Department of Justice
U.S. Attorney’s Office
Eastern District of Kentucky

Thursday, October 31, 2013

Winchester Man Convicted Of Distributing Heroin Resulting In Death

Defendant will receive a minimum of 20 years in prison

LEXINGTON, KY - A federal jury convicted a Winchester, KY., man today of distributing heroin that resulted in an overdose death.

The jury convicted 53 year-old Harold Wayne Salyers on Wednesday evening for distribution of heroin resulting in death, conspiracy to distribute heroin, possession with intent to distribute heroin and distribution of heroin. The jury returned the verdict after approximately three hours of deliberation following two days of trial.

According to testimony, in August of 2012, Salyers distributed heroin to an individual in Clark County who used the heroin, overdosed and died. Evidence at trial established that three individuals witnessed the victim ingest the heroin and that the day after the victim died, Salyers admitted to one of the witnesses, in a recorded conversation, that he distributed the heroin to the victim.

Experts from the Medical Examiner’s Office and the toxicologist testified that the victim’s death was caused by the toxic effects of heroin in the victim’s body.

Evidence further established that Salyers conspired with others to distribute heroin in Clark County from approximately August 2012 until June 2013.

Kerry B. Harvey, U.S. Attorney for the Eastern District of Kentucky; Robert L. Corso, Special Agent in Charge, Drug Enforcement Administration; and Kevin Palmer, Chief, Winchester Police Department, jointly made the announcement today.

The investigation was conducted by the DEA and the Winchester Police Department.
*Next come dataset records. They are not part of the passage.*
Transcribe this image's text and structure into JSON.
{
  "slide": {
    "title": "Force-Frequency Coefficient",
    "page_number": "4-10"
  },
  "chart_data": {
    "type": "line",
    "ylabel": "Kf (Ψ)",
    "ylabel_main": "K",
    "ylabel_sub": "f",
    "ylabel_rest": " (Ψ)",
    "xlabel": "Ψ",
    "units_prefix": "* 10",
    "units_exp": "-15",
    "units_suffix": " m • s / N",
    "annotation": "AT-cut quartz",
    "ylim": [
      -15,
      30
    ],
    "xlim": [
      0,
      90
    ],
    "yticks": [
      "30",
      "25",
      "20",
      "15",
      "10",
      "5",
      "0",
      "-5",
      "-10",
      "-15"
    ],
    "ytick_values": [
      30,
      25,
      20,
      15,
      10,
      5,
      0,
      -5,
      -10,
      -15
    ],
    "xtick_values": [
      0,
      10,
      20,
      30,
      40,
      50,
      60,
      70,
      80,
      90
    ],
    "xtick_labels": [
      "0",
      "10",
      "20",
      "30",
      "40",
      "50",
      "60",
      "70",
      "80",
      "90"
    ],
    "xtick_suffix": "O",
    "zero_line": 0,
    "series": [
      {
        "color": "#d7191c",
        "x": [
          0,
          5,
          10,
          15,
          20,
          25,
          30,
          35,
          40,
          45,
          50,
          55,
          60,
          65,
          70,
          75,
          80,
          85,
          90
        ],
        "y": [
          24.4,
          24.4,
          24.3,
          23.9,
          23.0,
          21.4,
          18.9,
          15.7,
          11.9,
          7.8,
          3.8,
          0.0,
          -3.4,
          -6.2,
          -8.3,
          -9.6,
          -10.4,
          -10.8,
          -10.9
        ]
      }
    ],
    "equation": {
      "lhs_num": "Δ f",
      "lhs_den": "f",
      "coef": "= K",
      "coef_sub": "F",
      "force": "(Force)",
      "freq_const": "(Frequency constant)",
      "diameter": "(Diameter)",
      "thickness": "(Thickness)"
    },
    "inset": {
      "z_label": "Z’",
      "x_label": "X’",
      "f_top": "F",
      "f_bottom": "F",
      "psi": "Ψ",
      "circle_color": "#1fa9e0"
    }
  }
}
The U.S. attorney’s office is represented by Assistant U.S. Attorney Todd Bradbury.

Salyers’ sentence is scheduled for January. The distribution of heroin resulting in death offense carries a minimum of 20 years in prison and maximum of life. He faces a maximum of 20 years on the other heroin charges. However, any sentence following a conviction would be imposed after the Court considers the U.S. Sentencing Guidelines and the federal statutes.